Xiaobo, laureato in letteratura e invitato più volte da prestigiose università americane come docente in visita, era rientrato in Cina dagli Stati Uniti nel 1989 per partecipare alle proteste di Piazza Tienanmen. Convinse molti studenti e manifestanti a lasciare quel luogo quando il governo decise di inviare l’esercito, limitando così un massacro di cui ancora oggi non si ha un numero certo di vittime.

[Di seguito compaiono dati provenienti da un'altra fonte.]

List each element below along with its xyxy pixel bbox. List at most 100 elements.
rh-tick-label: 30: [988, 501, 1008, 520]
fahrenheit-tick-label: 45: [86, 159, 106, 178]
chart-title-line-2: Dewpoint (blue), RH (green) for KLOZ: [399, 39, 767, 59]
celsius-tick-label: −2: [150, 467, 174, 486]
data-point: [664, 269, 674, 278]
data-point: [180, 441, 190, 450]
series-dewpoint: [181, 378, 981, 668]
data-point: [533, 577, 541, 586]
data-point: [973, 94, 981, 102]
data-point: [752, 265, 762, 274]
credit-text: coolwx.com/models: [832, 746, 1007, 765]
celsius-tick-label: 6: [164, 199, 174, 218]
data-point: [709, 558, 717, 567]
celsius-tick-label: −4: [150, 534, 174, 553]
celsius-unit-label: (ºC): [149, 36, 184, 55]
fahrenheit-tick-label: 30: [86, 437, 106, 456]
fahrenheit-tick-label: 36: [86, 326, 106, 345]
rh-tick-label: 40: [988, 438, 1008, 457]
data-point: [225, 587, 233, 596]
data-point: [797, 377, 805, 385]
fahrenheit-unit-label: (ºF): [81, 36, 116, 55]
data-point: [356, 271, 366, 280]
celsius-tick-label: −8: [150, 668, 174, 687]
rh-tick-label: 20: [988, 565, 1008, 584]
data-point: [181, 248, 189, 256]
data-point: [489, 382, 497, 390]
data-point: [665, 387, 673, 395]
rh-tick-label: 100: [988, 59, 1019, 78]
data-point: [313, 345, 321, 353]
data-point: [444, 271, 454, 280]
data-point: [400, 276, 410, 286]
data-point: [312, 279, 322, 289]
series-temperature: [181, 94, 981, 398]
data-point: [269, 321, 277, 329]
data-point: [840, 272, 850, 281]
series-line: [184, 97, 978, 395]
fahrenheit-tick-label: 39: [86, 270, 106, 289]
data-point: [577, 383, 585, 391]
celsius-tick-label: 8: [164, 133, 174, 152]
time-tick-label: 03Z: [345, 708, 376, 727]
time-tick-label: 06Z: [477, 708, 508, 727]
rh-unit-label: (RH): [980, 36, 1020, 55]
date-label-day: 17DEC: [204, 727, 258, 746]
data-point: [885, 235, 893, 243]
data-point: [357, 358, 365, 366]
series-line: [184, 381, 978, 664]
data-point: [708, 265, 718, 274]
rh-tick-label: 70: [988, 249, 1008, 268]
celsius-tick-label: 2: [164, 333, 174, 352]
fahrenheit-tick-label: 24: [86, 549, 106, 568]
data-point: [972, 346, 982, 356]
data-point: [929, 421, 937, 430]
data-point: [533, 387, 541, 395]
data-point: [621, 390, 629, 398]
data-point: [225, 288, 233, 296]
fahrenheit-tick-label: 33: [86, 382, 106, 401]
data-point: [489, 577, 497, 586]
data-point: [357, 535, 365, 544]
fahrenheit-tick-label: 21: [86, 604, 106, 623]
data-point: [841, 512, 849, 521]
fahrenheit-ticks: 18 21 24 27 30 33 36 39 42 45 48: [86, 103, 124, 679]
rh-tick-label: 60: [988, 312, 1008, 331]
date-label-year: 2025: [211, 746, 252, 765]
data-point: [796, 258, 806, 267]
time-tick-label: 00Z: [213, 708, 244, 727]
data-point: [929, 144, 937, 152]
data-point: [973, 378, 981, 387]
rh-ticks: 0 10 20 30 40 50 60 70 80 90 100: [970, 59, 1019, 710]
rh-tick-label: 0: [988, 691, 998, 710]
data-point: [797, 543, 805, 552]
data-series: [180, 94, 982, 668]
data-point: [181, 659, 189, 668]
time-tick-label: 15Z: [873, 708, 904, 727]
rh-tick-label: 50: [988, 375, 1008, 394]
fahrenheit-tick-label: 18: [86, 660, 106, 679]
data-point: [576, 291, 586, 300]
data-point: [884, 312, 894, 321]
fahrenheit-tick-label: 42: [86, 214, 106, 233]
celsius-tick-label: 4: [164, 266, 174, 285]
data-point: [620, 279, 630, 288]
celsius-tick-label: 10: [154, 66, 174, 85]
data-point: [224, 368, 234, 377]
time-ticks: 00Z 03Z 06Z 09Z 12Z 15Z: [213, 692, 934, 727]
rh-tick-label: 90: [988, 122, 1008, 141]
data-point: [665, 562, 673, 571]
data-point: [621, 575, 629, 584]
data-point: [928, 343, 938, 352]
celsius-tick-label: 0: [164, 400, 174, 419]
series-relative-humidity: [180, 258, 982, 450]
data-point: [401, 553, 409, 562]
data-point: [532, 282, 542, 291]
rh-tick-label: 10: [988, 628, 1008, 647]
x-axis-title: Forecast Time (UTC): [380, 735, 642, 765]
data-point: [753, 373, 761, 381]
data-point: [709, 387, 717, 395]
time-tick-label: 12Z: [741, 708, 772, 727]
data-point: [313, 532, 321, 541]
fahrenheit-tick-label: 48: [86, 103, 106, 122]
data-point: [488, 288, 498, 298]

Liu Xiaobo insieme alla moglie, la poetessa Liu Xia, attualmente agli arresti domiciliari

Il 10 dicembre 2008, in coincidenza con il 60° anniversario dalla pubblicazione della ‘Dichiarazione Universale dei Diritti dell’Uomo’ (redatta Parigi il 10 dicembre 1940), è stata pubblicata online la ‘Charta o8‘, un manifesto firmato da circa 300 intellettuali la cui redazione era stata coordinata e promossa da Liu Xiaobo e il cui nome era ispirato alla ‘Charta 77‘, scritta negli anni Settanta dai dissidenti cecoslovacchi. Il documento conteneva la richiesta di 19 riforme dell’assetto politico-costituzionale cinese volte a migliorare l’effettiva applicazione della democrazia e dei diritti umani, con una particolare attenzione rivolta alla separazione dei poteri e alle libertà di espressione e di stampa.

E’ stata proprio la ‘Charta 08’ a costargli la condanna a 11 anni di carcere nel 2009 per ‘attività dirette al sovvertimento dell’ordine’, ma grazie ad essa nel 2010 Liu Xiaobo è stato insignito del premio Nobel per la Pace, che naturalmente non ha potuto ritirare di persona. All’annuncio del vincitore, il governo cinese ha oscurato il collegamento con la Norvegia ed espresso dissenso verso la scelta dei giudici, censurando la quasi totalità dei riferimenti all’attivista.

A distanza di quasi trent’anni dal massacro di Piazza Tienanmen, uno dei suoi protagonisti, promotore di libertà e di diritti di fatto negati in un regime che tende a soffocare ogni dissenso, muore come prigioniero, ennesima testimonianza che se molto è stato fatto, molto resta ancora da fare.